Parte dessa prudência pode vir da metodologia adotada para a segunda parte da pesquisa. O ideal teria sido poder estudar a localização das memórias musicais diretamente em pacientes com Alzheimer e não em pessoas saudáveis. Mas, como salienta Jacobsen, não é fácil conseguir que um número significativo de pacientes participe de um trabalho como esse. Além disso, existe também o problema de que muitos dos afetados conseguiam se lembrar da canção, mas não conseguiam verbalizar essa recordação. Por isso, foi realizado um segundo experimento para ver se as áreas onde a música é armazenada são igualmente ou menos afetadas pela doença do esquecimento.
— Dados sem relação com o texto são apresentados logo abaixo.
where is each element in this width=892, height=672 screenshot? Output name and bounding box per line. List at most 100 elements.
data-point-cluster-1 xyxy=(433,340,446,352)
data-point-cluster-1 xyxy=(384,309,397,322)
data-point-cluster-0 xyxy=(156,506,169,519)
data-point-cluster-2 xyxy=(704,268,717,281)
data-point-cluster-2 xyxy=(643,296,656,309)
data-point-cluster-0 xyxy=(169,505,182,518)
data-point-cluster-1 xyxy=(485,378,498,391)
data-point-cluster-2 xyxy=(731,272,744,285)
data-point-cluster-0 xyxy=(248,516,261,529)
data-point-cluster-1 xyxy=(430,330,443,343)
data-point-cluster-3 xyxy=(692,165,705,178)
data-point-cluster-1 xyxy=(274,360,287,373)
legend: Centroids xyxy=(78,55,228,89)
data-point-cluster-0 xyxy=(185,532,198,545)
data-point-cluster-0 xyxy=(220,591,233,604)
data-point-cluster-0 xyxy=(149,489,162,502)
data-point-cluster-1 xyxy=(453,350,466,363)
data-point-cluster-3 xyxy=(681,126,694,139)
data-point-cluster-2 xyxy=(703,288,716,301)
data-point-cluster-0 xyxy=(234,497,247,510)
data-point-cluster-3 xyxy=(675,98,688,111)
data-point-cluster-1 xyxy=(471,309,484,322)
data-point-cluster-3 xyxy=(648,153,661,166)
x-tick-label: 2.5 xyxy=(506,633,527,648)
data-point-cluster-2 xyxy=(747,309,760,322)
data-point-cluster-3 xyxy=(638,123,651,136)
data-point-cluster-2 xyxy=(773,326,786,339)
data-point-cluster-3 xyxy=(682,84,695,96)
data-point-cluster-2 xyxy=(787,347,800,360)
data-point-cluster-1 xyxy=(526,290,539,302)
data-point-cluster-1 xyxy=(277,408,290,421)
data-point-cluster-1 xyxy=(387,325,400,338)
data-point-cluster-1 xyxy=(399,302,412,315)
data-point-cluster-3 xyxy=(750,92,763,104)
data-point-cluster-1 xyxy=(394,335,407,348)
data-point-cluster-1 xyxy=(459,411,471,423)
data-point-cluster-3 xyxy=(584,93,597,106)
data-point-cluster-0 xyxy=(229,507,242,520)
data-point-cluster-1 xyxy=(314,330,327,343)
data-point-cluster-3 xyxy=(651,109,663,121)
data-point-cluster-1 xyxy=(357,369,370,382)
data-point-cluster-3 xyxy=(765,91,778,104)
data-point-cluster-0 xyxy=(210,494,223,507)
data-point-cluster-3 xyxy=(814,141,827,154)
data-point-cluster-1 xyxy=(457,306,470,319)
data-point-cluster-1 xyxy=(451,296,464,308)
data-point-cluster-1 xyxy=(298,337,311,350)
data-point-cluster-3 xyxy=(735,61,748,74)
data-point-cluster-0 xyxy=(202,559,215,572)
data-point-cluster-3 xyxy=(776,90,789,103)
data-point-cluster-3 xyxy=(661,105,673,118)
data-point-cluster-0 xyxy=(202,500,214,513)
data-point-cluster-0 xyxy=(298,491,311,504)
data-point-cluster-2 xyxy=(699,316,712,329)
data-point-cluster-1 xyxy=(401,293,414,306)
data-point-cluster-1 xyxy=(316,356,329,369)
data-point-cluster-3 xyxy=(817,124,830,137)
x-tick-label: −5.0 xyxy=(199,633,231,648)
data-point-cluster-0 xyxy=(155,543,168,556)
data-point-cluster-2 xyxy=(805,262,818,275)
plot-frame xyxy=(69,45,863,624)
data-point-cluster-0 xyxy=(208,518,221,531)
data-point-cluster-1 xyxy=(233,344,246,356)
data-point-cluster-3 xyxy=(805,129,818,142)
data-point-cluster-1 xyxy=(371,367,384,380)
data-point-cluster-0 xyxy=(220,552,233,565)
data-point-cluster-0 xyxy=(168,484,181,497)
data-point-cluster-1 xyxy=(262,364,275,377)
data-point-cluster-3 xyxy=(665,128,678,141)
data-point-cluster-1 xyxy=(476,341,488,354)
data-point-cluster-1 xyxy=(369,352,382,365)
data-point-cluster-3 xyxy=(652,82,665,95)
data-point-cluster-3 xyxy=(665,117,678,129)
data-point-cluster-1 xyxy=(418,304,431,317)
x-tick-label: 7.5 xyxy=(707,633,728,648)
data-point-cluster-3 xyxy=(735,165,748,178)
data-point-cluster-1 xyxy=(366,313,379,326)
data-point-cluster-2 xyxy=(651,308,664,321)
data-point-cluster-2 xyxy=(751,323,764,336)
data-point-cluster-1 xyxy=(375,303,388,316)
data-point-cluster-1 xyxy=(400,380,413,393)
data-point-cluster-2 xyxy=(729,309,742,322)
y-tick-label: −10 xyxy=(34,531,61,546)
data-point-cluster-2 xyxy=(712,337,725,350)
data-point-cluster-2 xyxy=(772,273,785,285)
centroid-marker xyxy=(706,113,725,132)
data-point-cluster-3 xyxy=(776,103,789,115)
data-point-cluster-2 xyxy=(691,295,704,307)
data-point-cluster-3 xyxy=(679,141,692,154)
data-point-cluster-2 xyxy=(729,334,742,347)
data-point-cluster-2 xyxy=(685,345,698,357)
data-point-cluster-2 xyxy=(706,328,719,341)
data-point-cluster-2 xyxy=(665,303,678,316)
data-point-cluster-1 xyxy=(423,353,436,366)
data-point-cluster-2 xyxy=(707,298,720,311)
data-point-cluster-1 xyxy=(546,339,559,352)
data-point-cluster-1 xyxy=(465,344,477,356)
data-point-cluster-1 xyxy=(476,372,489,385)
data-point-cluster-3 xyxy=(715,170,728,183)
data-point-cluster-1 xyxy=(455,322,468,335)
O cérebro processa em zonas diferentes a experiência de ouvir música e as lembranças musicais
Para isso, foram estudados 20 pacientes com a doença de Alzheimer e seus resultados foram comparados com os de outros trinta indivíduos saudáveis, ambos os grupos com média de idade de 68 anos. O objetivo era saber em que estado se encontravam as áreas musicais em relação ao resto do cérebro. No diagnóstico e no acompanhamento da doença são utilizados principalmente três biomarcadores, um deles é o grau de deposição do peptídeo β-amiloide, uma molécula que tende a se acumular formando placas nas fases iniciais da doença. Outra pista é a alteração do metabolismo da glucose no cérebro. E, finalmente, a atrofia cortical, um processo natural à medida que se envelhece, mas que na doença de Alzheimer é mais pronunciado.
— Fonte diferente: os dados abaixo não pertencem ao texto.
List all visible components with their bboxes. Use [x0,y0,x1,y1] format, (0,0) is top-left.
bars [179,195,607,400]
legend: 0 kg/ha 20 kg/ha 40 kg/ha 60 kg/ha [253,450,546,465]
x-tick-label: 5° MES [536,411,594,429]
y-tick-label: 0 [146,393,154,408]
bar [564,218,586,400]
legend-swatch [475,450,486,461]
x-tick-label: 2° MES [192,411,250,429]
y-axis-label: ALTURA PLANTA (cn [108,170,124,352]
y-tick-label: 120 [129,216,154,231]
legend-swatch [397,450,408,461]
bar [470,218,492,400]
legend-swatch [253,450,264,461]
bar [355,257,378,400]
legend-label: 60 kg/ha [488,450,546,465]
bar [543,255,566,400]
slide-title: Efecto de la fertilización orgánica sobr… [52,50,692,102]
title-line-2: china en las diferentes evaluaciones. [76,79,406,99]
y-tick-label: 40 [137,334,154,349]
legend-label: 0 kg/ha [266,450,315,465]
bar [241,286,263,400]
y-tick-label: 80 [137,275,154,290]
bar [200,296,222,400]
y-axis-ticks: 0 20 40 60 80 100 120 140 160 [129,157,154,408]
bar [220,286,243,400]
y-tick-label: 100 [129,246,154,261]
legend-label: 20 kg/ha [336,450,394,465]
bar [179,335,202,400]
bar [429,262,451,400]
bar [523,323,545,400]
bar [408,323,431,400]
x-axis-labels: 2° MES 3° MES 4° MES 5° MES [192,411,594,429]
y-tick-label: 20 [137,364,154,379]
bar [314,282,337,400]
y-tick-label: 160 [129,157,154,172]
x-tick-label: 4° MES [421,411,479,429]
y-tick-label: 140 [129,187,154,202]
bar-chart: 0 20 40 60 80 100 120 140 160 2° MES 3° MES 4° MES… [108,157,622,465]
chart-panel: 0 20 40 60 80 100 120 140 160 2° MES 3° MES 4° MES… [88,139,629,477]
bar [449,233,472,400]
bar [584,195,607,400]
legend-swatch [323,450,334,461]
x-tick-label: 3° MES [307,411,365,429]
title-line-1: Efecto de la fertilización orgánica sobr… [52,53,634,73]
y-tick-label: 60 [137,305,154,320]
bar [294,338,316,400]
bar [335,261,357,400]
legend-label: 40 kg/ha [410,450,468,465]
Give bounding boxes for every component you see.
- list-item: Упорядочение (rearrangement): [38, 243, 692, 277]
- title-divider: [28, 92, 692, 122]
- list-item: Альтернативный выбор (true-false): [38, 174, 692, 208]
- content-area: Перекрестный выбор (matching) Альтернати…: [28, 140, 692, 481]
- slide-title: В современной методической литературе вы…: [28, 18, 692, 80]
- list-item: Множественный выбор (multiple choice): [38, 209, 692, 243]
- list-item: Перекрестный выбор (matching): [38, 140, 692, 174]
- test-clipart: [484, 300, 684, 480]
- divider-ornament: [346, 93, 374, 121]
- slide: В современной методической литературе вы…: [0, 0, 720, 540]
As medições mostraram que os níveis de deposição de beta-amiloide não apresentaram diferenças significativas. Nas áreas musicais dos doentes o metabolismo da glicose estava em níveis normais e a atrofia cortical era até 50 vezes menor do que em outras áreas do cérebro. Para Jacobsen, “mostrar um hipometabolismo inferior e uma atrofia cortical em comparação com as outras áreas do cérebro significa que não são tão afetadas no curso da doença”. E acrescenta. “Mas isso só pode ser observado, acredito que ninguém possa explicar por que isso é assim. No entanto, o giro cingulado anterior mostra uma conectividade aumentada nos pacientes de Alzheimer, o que poderia significar até mesmo que funciona como uma região que compensa a perda de funcionalidade das outras”.
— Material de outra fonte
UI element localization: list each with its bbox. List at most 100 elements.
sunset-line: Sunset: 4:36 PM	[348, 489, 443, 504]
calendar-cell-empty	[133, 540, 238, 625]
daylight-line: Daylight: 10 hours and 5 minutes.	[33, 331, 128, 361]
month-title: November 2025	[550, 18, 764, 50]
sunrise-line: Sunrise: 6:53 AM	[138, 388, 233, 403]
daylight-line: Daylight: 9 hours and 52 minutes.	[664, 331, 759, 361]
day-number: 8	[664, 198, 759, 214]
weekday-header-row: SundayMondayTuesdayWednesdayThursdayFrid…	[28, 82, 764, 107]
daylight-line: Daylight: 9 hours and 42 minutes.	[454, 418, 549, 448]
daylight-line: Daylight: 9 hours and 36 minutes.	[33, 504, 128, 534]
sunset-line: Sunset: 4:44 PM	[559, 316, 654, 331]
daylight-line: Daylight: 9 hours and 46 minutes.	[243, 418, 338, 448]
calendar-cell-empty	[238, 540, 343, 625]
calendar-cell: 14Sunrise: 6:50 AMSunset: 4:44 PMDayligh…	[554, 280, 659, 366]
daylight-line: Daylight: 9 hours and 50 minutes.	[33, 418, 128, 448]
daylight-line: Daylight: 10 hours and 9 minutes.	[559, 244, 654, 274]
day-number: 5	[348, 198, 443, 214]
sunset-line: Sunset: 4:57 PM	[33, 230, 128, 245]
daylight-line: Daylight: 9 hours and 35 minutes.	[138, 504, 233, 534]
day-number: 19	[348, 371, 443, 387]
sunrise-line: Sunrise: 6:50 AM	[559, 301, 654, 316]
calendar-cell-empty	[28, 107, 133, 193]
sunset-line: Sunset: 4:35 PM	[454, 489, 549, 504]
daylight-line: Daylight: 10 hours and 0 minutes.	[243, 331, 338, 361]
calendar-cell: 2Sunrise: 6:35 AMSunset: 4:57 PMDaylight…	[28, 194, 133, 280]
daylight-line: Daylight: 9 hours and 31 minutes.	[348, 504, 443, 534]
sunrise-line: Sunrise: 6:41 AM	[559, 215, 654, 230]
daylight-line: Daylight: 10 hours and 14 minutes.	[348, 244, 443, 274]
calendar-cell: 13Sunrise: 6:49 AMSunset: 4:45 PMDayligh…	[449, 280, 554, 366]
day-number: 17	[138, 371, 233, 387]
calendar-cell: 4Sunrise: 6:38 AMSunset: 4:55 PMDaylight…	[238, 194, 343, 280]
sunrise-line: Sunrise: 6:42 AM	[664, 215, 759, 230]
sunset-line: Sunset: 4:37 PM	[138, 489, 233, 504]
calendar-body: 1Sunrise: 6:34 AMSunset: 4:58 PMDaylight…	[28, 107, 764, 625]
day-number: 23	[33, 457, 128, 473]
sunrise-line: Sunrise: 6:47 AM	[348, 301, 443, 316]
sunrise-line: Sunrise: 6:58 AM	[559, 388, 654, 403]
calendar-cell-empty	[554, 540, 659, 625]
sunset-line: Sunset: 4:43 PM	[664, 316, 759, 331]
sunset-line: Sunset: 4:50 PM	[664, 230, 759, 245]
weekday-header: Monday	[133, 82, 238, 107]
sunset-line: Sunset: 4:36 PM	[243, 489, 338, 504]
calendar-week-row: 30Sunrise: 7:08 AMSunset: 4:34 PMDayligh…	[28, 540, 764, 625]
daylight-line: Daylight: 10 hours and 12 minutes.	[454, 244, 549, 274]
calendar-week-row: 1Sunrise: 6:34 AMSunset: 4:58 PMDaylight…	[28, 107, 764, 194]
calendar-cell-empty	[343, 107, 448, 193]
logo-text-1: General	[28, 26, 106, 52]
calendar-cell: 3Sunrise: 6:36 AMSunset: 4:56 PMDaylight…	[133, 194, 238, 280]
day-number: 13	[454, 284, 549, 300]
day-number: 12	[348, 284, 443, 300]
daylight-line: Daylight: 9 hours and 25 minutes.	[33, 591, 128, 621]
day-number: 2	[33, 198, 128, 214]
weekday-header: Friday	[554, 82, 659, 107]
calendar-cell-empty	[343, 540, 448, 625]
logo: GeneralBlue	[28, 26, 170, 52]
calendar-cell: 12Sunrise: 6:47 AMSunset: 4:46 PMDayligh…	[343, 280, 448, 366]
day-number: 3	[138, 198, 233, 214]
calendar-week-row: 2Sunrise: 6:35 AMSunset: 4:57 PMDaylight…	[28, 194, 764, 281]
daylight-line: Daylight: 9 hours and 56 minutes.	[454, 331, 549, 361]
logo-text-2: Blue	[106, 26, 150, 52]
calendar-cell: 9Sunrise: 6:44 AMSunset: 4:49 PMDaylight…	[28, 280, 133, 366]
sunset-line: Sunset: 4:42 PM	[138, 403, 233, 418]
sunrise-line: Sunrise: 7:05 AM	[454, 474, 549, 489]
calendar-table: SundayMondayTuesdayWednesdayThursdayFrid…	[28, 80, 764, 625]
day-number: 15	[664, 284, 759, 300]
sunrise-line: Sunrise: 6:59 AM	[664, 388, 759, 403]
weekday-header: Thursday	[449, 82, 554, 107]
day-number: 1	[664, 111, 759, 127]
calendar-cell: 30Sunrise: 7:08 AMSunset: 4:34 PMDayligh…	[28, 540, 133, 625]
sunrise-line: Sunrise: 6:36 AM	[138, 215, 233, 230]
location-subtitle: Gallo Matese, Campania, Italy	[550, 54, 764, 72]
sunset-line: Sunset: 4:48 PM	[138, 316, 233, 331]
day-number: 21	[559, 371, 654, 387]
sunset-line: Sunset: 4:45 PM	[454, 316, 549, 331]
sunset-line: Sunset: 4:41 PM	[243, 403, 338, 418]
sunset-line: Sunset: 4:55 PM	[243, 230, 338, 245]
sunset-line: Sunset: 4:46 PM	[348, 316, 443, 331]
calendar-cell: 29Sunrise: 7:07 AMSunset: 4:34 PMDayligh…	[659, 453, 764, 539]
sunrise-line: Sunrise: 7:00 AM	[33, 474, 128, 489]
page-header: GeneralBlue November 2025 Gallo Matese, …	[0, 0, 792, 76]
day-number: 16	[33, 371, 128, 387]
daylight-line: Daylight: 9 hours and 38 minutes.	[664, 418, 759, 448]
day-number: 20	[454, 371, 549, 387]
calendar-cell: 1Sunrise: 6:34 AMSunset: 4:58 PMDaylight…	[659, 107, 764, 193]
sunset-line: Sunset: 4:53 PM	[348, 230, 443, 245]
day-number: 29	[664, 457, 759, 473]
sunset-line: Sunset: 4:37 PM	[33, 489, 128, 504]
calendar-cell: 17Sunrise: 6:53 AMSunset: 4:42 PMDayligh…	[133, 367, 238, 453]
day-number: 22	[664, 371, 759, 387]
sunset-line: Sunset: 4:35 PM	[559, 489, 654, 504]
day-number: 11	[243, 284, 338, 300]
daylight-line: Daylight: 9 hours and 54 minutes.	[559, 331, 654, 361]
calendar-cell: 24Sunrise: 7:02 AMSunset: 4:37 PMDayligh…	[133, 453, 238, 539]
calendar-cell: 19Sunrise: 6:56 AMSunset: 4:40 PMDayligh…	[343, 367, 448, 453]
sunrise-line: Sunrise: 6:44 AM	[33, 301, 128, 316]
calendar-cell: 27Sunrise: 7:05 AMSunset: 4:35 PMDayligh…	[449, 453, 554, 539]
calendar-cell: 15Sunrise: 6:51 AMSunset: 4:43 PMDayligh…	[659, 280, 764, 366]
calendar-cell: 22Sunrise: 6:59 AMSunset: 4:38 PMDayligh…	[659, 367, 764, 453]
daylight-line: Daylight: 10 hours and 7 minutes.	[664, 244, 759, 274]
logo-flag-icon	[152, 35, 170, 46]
“As recordações mais duradouras são aquelas ligadas a uma experiência emocional intensa e a música tem uma relação estreita com as emoções; a emoção é uma porta de entrada para lembrar”, diz a musicoterapeuta da Fundação Alzheimer Espanha, Fátima Pérez-Robledo. Os resultados do estudo confirmam isso. “Muitos doentes não lembram o nome de algum parente, mas lembram da letra de uma canção”, diz ela.
Em seu trabalho diário, Pérez-Robledo atua muitas vezes como DJ. Se o paciente está em um estágio inicial, ele mesmo sugere as canções que o marcaram. “Procuramos em sua história musical as canções de sua infância, da adolescência, para evocar memórias. Os pacientes as escutam, dançam ou cantam”, diz a terapeuta. Quando o paciente já não pode dizer de que canções gostava, ela experimenta as músicas mais ouvidas quando era criança ou, como em muitos casos, é o cônjuge quem escolhe aquela canção que ouviam quando se conheceram.